When not erupting Hekla is often covered with snow and small glaciers; it is also unusually aseismic with activity only starting 30–80 minutes before an eruption.[18] Hekla is located on the mid-ocean ridge, a diverging plate boundary. Hekla is closely studied today for parameters such as strain, tilt, deformation and other movement and seismic activity.[13] Earthquakes in the volcano's vicinity are generally below magnitude 2 while it is dormant and magnitude 3 when erupting.[18]

Eruption history[edit]

Tephra horizons in south-central Iceland. The thick and light coloured layer at center of the photo is rhyolitic tephra from Hekla.

The earliest recorded eruption of Hekla took place in 1104. Since then there have been between twenty and thirty considerable eruptions, with the mountain sometimes remaining active for periods of six years with little pause. Eruptions in Hekla are varied and difficult to predict. Some are very short (a week to ten days) whereas others can stretch into months and years (the 1947 eruption started 29 March 1947 and ended April 1948). But there is a general correlation: the longer Hekla goes dormant, the larger and more catastrophic its opening eruption will be.[19] The most recent eruption was on 26 February 2000.
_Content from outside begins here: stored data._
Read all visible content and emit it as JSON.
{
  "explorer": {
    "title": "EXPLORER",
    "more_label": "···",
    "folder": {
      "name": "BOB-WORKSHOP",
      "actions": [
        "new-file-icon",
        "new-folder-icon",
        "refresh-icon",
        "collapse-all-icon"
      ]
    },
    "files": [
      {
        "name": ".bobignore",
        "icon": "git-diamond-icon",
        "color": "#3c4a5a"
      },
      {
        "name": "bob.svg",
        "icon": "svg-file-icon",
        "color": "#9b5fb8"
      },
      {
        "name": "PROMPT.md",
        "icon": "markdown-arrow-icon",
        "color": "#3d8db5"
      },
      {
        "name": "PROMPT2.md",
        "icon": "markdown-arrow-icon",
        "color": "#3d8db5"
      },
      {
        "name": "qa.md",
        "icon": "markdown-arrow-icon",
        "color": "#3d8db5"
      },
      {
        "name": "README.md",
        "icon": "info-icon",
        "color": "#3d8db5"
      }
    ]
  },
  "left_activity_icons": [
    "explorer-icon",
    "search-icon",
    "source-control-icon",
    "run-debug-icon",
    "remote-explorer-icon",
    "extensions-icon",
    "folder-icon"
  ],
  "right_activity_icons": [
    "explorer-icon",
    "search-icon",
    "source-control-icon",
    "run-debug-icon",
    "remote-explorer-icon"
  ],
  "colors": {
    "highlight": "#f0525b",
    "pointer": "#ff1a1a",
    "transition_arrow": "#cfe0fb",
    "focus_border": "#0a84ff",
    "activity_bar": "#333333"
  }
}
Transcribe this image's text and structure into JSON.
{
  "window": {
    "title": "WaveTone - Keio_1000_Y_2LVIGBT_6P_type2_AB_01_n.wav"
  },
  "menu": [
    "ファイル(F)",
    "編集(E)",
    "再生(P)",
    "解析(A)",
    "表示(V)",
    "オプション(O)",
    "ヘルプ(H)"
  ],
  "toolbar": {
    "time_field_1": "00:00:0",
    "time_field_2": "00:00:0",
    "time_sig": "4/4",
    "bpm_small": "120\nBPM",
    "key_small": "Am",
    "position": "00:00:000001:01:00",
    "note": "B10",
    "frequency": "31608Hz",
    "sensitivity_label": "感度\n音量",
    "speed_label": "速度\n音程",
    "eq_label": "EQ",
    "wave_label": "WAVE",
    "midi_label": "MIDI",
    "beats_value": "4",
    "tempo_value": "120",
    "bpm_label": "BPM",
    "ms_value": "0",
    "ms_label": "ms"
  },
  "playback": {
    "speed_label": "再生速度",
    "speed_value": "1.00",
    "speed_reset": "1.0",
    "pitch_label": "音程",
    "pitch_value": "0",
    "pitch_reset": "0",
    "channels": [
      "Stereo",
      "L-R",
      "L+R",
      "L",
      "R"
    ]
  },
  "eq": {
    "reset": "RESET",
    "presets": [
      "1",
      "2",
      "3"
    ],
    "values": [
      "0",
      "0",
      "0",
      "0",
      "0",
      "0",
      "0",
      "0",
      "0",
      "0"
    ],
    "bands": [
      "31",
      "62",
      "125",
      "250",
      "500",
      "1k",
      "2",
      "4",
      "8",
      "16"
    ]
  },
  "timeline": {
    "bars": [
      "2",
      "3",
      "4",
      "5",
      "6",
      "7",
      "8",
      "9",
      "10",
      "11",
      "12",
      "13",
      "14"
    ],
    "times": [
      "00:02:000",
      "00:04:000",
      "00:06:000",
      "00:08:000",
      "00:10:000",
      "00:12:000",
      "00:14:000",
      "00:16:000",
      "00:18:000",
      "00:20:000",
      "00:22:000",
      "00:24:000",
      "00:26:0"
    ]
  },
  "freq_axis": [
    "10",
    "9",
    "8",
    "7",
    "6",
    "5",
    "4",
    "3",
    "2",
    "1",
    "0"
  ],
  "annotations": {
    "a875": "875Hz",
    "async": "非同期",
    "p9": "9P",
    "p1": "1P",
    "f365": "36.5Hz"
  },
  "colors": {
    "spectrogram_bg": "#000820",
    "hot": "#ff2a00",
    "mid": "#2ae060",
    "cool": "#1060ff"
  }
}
Prehistoric eruptions[edit]

Hekla beyond a snowy field of volcanic ash

One of the largest Holocene eruptions in Iceland was the Hekla 3 (or H3) eruption circa 1000 BC,[20][21] which threw about 7.3 km3[14] of volcanic rock into the atmosphere, placing its Volcanic Explosivity Index (VEI) at 5. This would have cooled temperatures in the northern parts of the globe for a few years afterwards. Traces of this eruption have been identified in Scottish peat bogs, and in Ireland a study of tree rings dating from this period has shown negligible tree ring growth for a decade.[21]